On ne peut encore parler de « rattrapage » d’une partie de son électorat par LR même si l’on voit que quelque chose se passe. Je vois plutôt une double dynamique que l’on peut illustrer en comparant la première vague de l’enquête IFOP et sa toute dernière vague: d’une part, la certitude du choix de vote (se déclarer certain de voter pour la liste pour laquelle on exprime une intention de vote) a diminué du côté de l’électorat potentiel de LaREM-Modem (elle était de 73% le 7 mars, elle est à 69% aujourd’hui et elle s’est stabilisée pour la liste LR (68% le 7 mars et 66% aujourd’hui) ; d’autre part alors que le 7 mars 78% des sympathisants LR déclaraient vouloir voter pour la liste LR, aujourd’hui ils sont 82%. Dans le même temps les sympathisants LaREM sont passés de 95% d’intentions de vote LaREM-Modem à 86%. Il se passe donc bien quelque chose même si les signaux sont encore faibles.
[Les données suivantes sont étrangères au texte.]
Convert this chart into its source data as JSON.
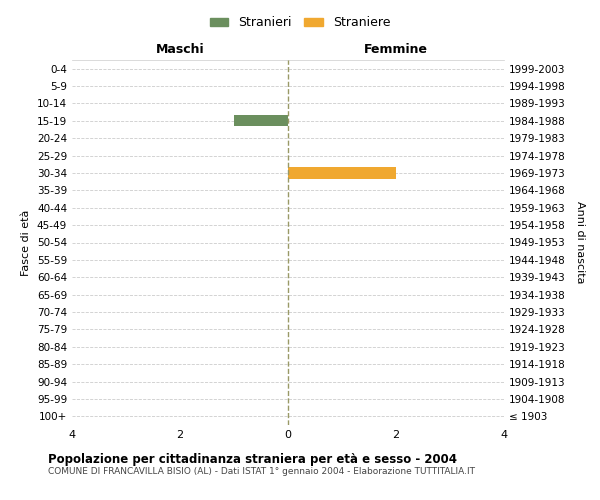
{
  "age_groups": [
    "100+",
    "95-99",
    "90-94",
    "85-89",
    "80-84",
    "75-79",
    "70-74",
    "65-69",
    "60-64",
    "55-59",
    "50-54",
    "45-49",
    "40-44",
    "35-39",
    "30-34",
    "25-29",
    "20-24",
    "15-19",
    "10-14",
    "5-9",
    "0-4"
  ],
  "birth_years": [
    "≤ 1903",
    "1904-1908",
    "1909-1913",
    "1914-1918",
    "1919-1923",
    "1924-1928",
    "1929-1933",
    "1934-1938",
    "1939-1943",
    "1944-1948",
    "1949-1953",
    "1954-1958",
    "1959-1963",
    "1964-1968",
    "1969-1973",
    "1974-1978",
    "1979-1983",
    "1984-1988",
    "1989-1993",
    "1994-1998",
    "1999-2003"
  ],
  "males": [
    0,
    0,
    0,
    0,
    0,
    0,
    0,
    0,
    0,
    0,
    0,
    0,
    0,
    0,
    0,
    0,
    0,
    1,
    0,
    0,
    0
  ],
  "females": [
    0,
    0,
    0,
    0,
    0,
    0,
    0,
    0,
    0,
    0,
    0,
    0,
    0,
    0,
    2,
    0,
    0,
    0,
    0,
    0,
    0
  ],
  "male_color": "#6b8f5e",
  "female_color": "#f0a830",
  "male_label": "Stranieri",
  "female_label": "Straniere",
  "xlim": 4,
  "title": "Popolazione per cittadinanza straniera per età e sesso - 2004",
  "subtitle": "COMUNE DI FRANCAVILLA BISIO (AL) - Dati ISTAT 1° gennaio 2004 - Elaborazione TUTTITALIA.IT",
  "ylabel_left": "Fasce di età",
  "ylabel_right": "Anni di nascita",
  "xlabel_left": "Maschi",
  "xlabel_right": "Femmine",
  "xticks": [
    -4,
    -2,
    0,
    2,
    4
  ],
  "xtick_labels": [
    "4",
    "2",
    "0",
    "2",
    "4"
  ],
  "background_color": "#ffffff",
  "grid_color": "#cccccc"
}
Quelles sont les thématiques développées par les LR qui ont pu avoir pour résultat de voir des électeurs historiques des LR, partis chez LREM, revenir dans leur "camp" ?

David Nguyen :La thématique de « la rage fiscale contre les classes moyennes » pour reprendre le titre d’une tribune de Laurent Wauquiez publiée en février est forcément porteuse au lendemain de la crise des gilets jaunes. Les retraités en particulier, électorat traditionnel de la droite et davantage mobilisés que la moyenne des Français lorsqu’il s’agit de voter, ont eu le sentiment d’être la cible fiscale privilégiée d’Emmanuel Macron et peuvent être sensibles aux arguments des Républicains. Sur le plan sociétal, le positionnement conservateur de François-Xavier Bellamy est davantage à double tranchant car plus clivant au sein de la droite et on voit bien d’ailleurs que le candidat n’insiste pas sur ces questions dans sa communication. Mais au-delà des thématiques, c’est probablement avant tout la désignation d’un jeune candidat, incarnation du renouvellement, qui crée la dynamique. Cela permet de tourner en partie la page des épisodes qui ont entaché l’image de Laurent Wauquiez et donc des Républicains –enregistrements de Lyon et manifestations en portant un gilet jaunes – mais aussi de bénéficier de couvertures de presse valorisantes telles que « L’homme qui réveille la droite » pour le Point ou « L’intello qui secoue la politique » pour Valeurs actuelles. Même si François Xavier Bellamy est encore peu connu (39% des Français le connaissaient début mars selon un sondage Ifop-JDD), les électeurs qui suivent la campagne ont retrouvé un champion derrière lequel se ranger.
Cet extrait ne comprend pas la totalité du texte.